Instead of grandstanding round Germany and donning his really serious look for the G8 meeting tonight, Prime Minister Rudd would be better placed turning his attention to the sudden escalation of the pricing dispute between Rio Tinto and the Chinese steel mills.

China, which is our fastest growing export destination, especially for resources, has suddenly gone off the rails — if media reports of police involvement are correct. Media reports in Australia and worldwide splashed with the news that four Rio executives, including one Australian (a Chinese man with an Australian passport) were arrested and detained without explanation on Sunday.

This is the first time this has happened in resource contract talks between Australian companies and major customers.

Not even when relations between Australia and Japanese buyers of sugar, coal and iron ore were fraught with tension in the late 1970s and then through the 1980s did the Japanese Government resort to this sort of behaviour.

It is a direct warning to the Australian companies about the power of the Chinese state to get what its commercial arms want and it suggests that Rio’s rejection of state owned Chinalco as its saviour last month still rankles, despite Chinalco tipping $US1.5 billion into Rio’s rights issue last week.

Rio walked away from Chinalco’s strategic $US19.5 billion investment in favour of an iron-ore joint venture with BHP Billiton in Western Australia and a $US15 billion rights issue to help repair its balance sheet. The issue was completed last Friday, with Chinalco’s money included and no complaints.

The arrests came as reports in the Australia media suggested Rio’s iron ore team had been meeting in Hong Kong and Singapore, fearing that their phones and emails were being bugged and information passed onto the China Iron & Steel Association.

The Financial Times said:

Rio said it “intends to co-operate fully with any investigation the Chinese authorities may wish to undertake and has sought clarification on what has occurred”.

Rio gave no details of the employees’ nationality, or of their positions at the company. The four worked in Rio’s Shanghai office, one of the company’s main centres in China and its chief base in the country for iron ore sales and marketing.

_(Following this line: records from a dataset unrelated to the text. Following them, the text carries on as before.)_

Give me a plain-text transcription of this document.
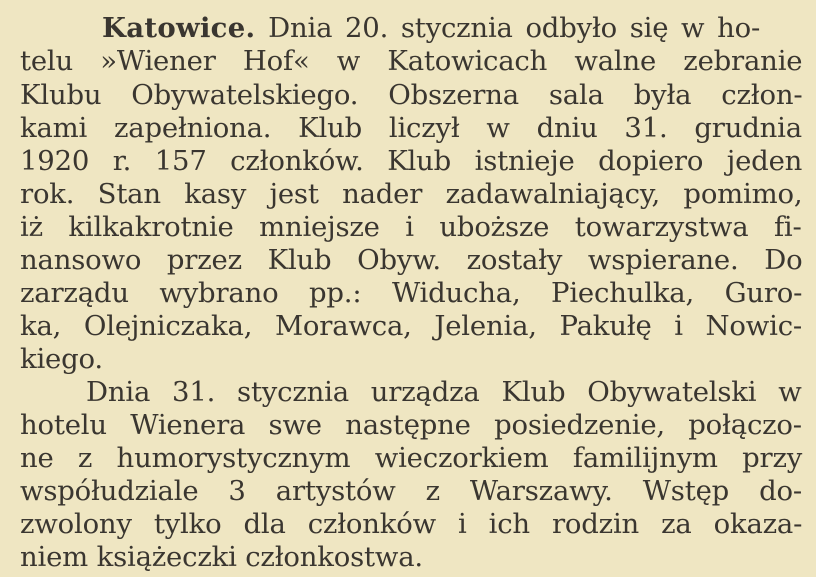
Katowice. Dnia 20. stycznia odbyło się w ho-
telu »Wiener Hof« w Katowicach walne zebranie
Klubu Obywatelskiego. Obszerna sala była człon-
kami zapełniona. Klub liczył w dniu 31. grudnia
1920 r. 157 członków. Klub istnieje dopiero jeden
rok. Stan kasy jest nader zadawalniający, pomimo,
iż kilkakrotnie mniejsze i uboższe towarzystwa fi-
nansowo przez Klub Obyw. zostały wspierane. Do
zarządu wybrano pp.: Widucha, Piechulka, Guro-
ka, Olejniczaka, Morawca, Jelenia, Pakułę i Nowic-
kiego.
Dnia 31. stycznia urządza Klub Obywatelski w
hotelu Wienera swe następne posiedzenie, połączo-
ne z humorystycznym wieczorkiem familijnym przy
współudziale 3 artystów z Warszawy. Wstęp do-
zwolony tylko dla członków i ich rodzin za okaza-
niem książeczki członkostwa.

“Our embassy in Beijing and the consulate general in Shanghai are seeking to confirm the reports of the detention of an Australian man by Chinese authorities in Shanghai on 5 July 2009 and are seeking urgent consular access to him,” said a spokesman for the Australian government in Washington.

Governor Glenn Stevens has pointed out several times this year the importance of China’s recovery to Australia’s economy. But now the Chinese seem to have dramatically altered the game and its rules.

Rio and BHP want the Chinese steel mills to settle on the same basis as the Japanese mills did: a general cut of around 37% (45% for lump ore, the favoured ore type of the Japanese and non-Chinese mills). China wants more, especially for fines, its favoured ore type: up to the 45% cut for lump ore). The Chinese steel association has been controlling the talks and has refused to budge from its demands for a deal better than the Japanese won.

The Chinese argue that seeing they are the biggest buyers in the world, and such they should have the best deal.

BHP Billiton and Rio have told the Chinese that they will sell their iron ore into the spot market and they can buy it there. However spot prices are currently around $US14 a tonne above the average 2009 price for iron ore in the Japanese mills contracts of $US64 a tonne.

Some media in China claim the Australian companies have threatened to withhold iron ore from the market. The Chinese mills have also threatened to cut their purchases from the Australian companies. Such a rapid escalation of a commercial dispute to one involving the Chinese Government and police is dramatic and needs more than the Australian Foreign Affairs Department ‘doing’ something.

The Prime Minister, who has made a case for close ties with China, has indicated that while he respects China, he is also wary of the country’s authoritarian ways.

Chinese President Hu Jintao is on his way home from Italy because of the rising level of unrest in China’s Xinjiang Uygur Autonomous Region. That dispute has increased tensions in China and means the police intervention in the Rio case should be taken more seriously than at other times.

Mr Rudd should ask himself, what’s more important: this serious problem in the Australia-China relationship, or the G8 summit?